Kate Hudson zdradza swoim fanom hollywoodzki sekret — mężczyźni też myślą o starzeniu się. Nigdy byśmy się tego nie dowiedzieli, ponieważ pytanie jest skierowane tylko do kobiet po przekroczeniu 40 roku życia. Kiedy ostatnio Brad Pitt zadał to pytanie? Odpowiedź może brzmieć nigdy, więc udowadnia coś.
43-letnia aktorka przyznał Do Byrdie że „naprawdę nie myśli o [starzeniu się]”, ponieważ jest zbyt zajęta cieszeniem się „jak dotąd ulubioną dekadą”. Oczywiście w każdym wywiadzie temat wydaje się wkradać. „Myślę, że nacisk kładzie się znacznie bardziej na zewnątrz niż na wnętrze, co wiele mówi o tym, jak jesteśmy zaprogramowani” — wyjaśniła. „Ponieważ jedyny czas, kiedy myślę o starzeniu się, to czas kiedy pytają mnie, co myślę o starzeniu się”.
Podczas Noże Out 2: Szklana Cebula Gwiazda przyznała, że jest fanką wypróbowywanie nowych produktów przeciwstarzeniowych, uważa za interesujące, że mężczyźni tak naprawdę nie dostają tych samych pytań”. (Trochę jak pytanie „Kto masz na sobie” na czerwony dywan.) Następnie informuje wszystkich, że mężczyźni w Hollywood mają bardzo podobne obawy co do ich występów przed kamerą wygląd. „Ale wiesz, tak samo martwią się starzeniem” – ujawniła.

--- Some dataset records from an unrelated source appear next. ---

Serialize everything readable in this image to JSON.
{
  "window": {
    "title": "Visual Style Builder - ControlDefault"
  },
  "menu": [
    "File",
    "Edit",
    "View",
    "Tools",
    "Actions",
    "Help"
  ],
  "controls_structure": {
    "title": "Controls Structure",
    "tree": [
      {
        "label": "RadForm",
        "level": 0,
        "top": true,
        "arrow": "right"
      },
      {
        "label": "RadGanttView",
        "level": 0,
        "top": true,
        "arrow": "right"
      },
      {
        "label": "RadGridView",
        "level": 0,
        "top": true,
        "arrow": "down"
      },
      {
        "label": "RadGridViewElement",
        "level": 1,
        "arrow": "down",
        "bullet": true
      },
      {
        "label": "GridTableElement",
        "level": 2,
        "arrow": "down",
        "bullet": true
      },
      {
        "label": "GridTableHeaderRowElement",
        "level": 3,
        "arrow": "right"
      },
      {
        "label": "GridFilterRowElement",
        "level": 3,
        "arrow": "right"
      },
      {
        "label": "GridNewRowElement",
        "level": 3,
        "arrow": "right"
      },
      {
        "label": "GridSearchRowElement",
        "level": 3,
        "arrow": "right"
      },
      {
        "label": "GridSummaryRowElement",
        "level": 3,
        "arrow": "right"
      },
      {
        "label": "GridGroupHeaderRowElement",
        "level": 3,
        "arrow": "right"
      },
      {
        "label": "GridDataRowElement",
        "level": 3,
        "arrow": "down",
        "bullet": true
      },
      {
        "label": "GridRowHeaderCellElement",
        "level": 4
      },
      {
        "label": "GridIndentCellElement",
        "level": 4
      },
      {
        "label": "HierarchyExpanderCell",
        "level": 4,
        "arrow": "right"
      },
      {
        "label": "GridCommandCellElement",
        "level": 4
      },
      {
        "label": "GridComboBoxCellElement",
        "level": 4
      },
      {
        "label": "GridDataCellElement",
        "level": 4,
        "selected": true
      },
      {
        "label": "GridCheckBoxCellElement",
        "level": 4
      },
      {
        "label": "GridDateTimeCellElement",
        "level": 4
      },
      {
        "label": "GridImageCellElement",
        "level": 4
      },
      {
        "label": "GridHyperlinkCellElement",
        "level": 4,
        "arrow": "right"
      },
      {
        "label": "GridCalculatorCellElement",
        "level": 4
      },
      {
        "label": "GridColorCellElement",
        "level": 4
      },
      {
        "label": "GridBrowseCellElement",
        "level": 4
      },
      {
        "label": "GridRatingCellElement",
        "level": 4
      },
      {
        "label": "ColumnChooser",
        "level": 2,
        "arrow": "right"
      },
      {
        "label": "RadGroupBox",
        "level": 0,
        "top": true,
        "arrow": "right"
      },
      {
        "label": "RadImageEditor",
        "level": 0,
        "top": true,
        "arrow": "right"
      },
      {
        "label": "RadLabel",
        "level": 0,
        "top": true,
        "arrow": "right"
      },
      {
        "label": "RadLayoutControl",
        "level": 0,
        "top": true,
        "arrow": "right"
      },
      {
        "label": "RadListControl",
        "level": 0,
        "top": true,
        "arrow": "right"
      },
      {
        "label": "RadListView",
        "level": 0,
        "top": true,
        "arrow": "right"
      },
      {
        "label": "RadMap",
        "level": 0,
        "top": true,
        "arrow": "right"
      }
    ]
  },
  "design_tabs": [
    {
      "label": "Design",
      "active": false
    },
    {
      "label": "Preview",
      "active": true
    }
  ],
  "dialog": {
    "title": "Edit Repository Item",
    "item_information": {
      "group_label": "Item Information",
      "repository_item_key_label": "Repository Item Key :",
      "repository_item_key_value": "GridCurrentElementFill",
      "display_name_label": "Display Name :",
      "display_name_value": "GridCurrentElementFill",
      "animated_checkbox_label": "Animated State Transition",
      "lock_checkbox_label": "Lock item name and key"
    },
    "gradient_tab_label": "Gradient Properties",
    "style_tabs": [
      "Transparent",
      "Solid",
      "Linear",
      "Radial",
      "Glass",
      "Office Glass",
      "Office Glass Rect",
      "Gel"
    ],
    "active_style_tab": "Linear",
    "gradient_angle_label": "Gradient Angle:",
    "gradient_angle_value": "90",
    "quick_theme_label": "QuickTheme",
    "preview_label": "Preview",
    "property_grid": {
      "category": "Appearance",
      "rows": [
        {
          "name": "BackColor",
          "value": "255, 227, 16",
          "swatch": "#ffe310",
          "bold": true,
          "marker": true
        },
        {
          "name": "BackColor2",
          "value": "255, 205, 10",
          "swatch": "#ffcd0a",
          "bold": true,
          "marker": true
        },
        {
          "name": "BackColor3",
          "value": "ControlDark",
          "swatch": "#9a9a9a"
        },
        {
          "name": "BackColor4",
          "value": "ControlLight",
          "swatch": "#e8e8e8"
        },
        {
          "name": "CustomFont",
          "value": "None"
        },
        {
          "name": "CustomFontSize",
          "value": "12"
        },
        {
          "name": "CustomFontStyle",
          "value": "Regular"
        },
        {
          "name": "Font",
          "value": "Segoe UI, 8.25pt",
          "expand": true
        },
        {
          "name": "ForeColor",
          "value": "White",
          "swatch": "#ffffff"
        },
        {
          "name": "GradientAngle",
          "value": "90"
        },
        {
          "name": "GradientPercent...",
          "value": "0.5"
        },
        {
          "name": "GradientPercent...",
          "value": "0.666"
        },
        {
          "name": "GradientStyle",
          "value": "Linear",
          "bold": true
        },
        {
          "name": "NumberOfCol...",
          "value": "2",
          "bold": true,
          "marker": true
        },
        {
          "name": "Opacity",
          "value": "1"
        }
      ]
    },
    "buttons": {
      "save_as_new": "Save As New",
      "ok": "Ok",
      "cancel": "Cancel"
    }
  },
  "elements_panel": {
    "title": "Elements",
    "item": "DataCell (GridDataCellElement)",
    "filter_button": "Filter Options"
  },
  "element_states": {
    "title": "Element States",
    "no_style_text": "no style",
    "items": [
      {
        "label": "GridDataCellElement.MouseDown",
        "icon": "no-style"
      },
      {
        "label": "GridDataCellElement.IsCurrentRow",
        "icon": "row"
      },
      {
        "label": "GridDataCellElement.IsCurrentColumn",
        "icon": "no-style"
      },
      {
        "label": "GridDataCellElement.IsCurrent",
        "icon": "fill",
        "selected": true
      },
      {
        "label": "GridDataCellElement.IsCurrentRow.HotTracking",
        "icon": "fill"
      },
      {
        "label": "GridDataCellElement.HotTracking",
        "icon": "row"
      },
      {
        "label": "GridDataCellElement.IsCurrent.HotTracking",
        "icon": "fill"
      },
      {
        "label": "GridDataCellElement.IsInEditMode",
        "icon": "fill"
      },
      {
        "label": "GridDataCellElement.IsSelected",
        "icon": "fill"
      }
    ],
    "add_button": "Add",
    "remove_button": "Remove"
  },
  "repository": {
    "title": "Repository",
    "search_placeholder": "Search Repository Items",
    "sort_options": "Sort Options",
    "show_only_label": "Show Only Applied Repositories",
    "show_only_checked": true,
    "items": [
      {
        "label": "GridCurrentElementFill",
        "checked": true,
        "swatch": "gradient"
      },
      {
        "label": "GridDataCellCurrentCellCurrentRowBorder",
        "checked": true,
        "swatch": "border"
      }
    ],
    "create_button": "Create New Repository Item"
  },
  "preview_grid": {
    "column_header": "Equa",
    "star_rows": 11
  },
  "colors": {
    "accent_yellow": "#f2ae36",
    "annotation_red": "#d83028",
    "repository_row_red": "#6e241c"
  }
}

Hudson woli skupić się na doświadczeniach, które czynią ją „czuć się żywym i podekscytowanym”, a nie na tym, jak wygląda – myśli od środka. „Zawsze uwielbiałam skakać na głęboką wodę – i czasami stawia mnie to w nienajlepszym miejscu” – podsumowała – „Ale przede wszystkim to naprawdę stawia mnie na właściwej ścieżce”.
Zanim przejdziesz, kliknij Tutaj zobaczyć wszystkie celebrytki, które wypowiadały się na temat ageizmu.